Squaring out inside the sum and distributing the summation operator (by linearity) and extracting or summing terms constant in \(t\), we have:

\[ \sum A_t^2 - 2 \theta B \sum A_t + \theta^2 B^2 (T-1) \]

For which we complete the square in \(\theta\),

\[ B^2 (T-1) \left( \left(\theta - \frac{\sum_t A_t}{B(T-1)}\right)^2 + \frac{\sum A_t ^2 - (\sum A_t)^2}{B^2 (T-1)} \right) \]

Which lets us write \(P(\theta | X; \alpha, \sigma)\) as a normal distribution in \(\theta\) times some constant terms:

\[ P(\theta | X; \alpha, \sigma) = \exp \left(\frac{-\sum A_t^2 + (\sum A_t)^2 }{V_{\tau} }\right) \sqrt{\frac{1}{2\pi V_{\tau} }}^{T-1} \int d\theta\exp\left( -\frac{ \left(\theta - \frac{\sum_t A_t}{B(T-1)} \right)^2 }{\tfrac{2V_{\tau}}{B^2 (T-1)}}\right) \]

In which we recognize the integral as Gaussian with mean $= $ and variance \(\nu = V_{\tau}/(B^2(T-1))\), and thus can replace the integral with \(\sqrt{2 \pi \nu} = \sqrt{\frac{2 \pi V_{\tau} }{B^2(T-1)}}\),

\[ P(\theta | X; \alpha, \sigma) = \exp \left(\frac{-\sum A_t^2 + (\sum A_t)^2 }{V_{\tau} }\right) \sqrt{\frac{1}{2\pi V_{\tau} }}^{T-1} \sqrt{\frac{2 \pi V_{\tau} }{B^2(T-1)}}\]

Collecting common terms in \(V_t\),

\[ P(\theta | X; \alpha, \sigma) = \exp \left(\frac{f(A_t)}{V_{\tau}}\right) \sqrt{\frac{1}{2\pi}}^{T-1} \sqrt{\frac{2 \pi }{B^2(T-1)}} V_{\tau}^{\tfrac{1}{2}} V_{\tau}^{\tfrac{1-T}{2}} \]

\[ = \exp \left(\frac{f(A_t)}{V_{\tau}}\right) \sqrt{\frac{(2 \pi)^{2-T}}{B ^ 2(T-1)}} V_{\tau}^{1 - \tfrac{T}{2}} \]

where

\[ f(A_t) = - \sum A_t^2 + \left( \sum A_t \right)^2 \]
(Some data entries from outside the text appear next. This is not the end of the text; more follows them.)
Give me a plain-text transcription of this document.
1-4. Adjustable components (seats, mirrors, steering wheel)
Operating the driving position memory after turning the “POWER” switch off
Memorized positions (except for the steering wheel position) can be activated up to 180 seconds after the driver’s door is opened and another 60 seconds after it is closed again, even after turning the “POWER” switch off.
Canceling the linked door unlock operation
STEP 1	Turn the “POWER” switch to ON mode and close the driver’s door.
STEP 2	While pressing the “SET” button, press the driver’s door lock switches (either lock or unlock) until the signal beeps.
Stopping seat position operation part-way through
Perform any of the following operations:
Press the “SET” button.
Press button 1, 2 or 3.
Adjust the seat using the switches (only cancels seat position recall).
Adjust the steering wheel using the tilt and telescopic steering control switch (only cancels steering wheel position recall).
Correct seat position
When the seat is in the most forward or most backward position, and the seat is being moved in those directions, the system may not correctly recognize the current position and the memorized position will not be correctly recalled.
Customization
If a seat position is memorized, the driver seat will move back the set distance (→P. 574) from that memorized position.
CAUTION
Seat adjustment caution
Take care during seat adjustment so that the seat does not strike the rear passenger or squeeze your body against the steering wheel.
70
Then substituting in \(V_t = \tfrac{\sigma^2}{2\alpha} \left(1 - e^{-2\alpha}\right)\)

\[ = \exp \left(\frac{\tfrac{2\alpha f(A)}{1 - e^{-2\alpha}} }{\sigma^2}\right) \sqrt{\frac{(2 \pi)^{2-T}}{B ^ 2(T-1)}} \left(\tfrac{1}{2\alpha} \left(1 - e^{-2\alpha}\right)\right)^{1 - \tfrac{T}{2}}\sigma^{2(1 - T/2)} \]

Which can be written to look like an Inverse Gamma integral in \(\sigma^2\)

\[ = \mathcal{N} e^{\tfrac{-\beta}{\sigma^2}} (\sigma^2)^{-\gamma - 1} \]

where

\[ \gamma = T/2 -2,\]

\[ \beta = \frac{2 \alpha \left( \left( \sum A_t \right)^2- \sum A_t^2 \right) }{1 - e^{-2\alpha}} \] and

\[ \mathcal{N} = \sqrt{\frac{(2 \pi)^{2-T}}{B ^ 2(T-1)}} \left(\tfrac{1}{2\alpha} \left(1 - e^{-2\alpha}\right)\right)^{1 - \tfrac{T}{2}} \]

Which we can integrate as Inverse Gamma (again assuming uniform prior, now in \(\sigma^2\)),

\[ = \mathcal{N} \int e^{\tfrac{-\beta}{\sigma^2}} (\sigma^2)^{-\gamma - 1} d\sigma^2 = \mathcal{N} \frac{\beta^{\gamma}}{\Gamma(\gamma)} \]

with \(\beta\), \(\gamma\), and \(\mathcal{N}\) as defined above.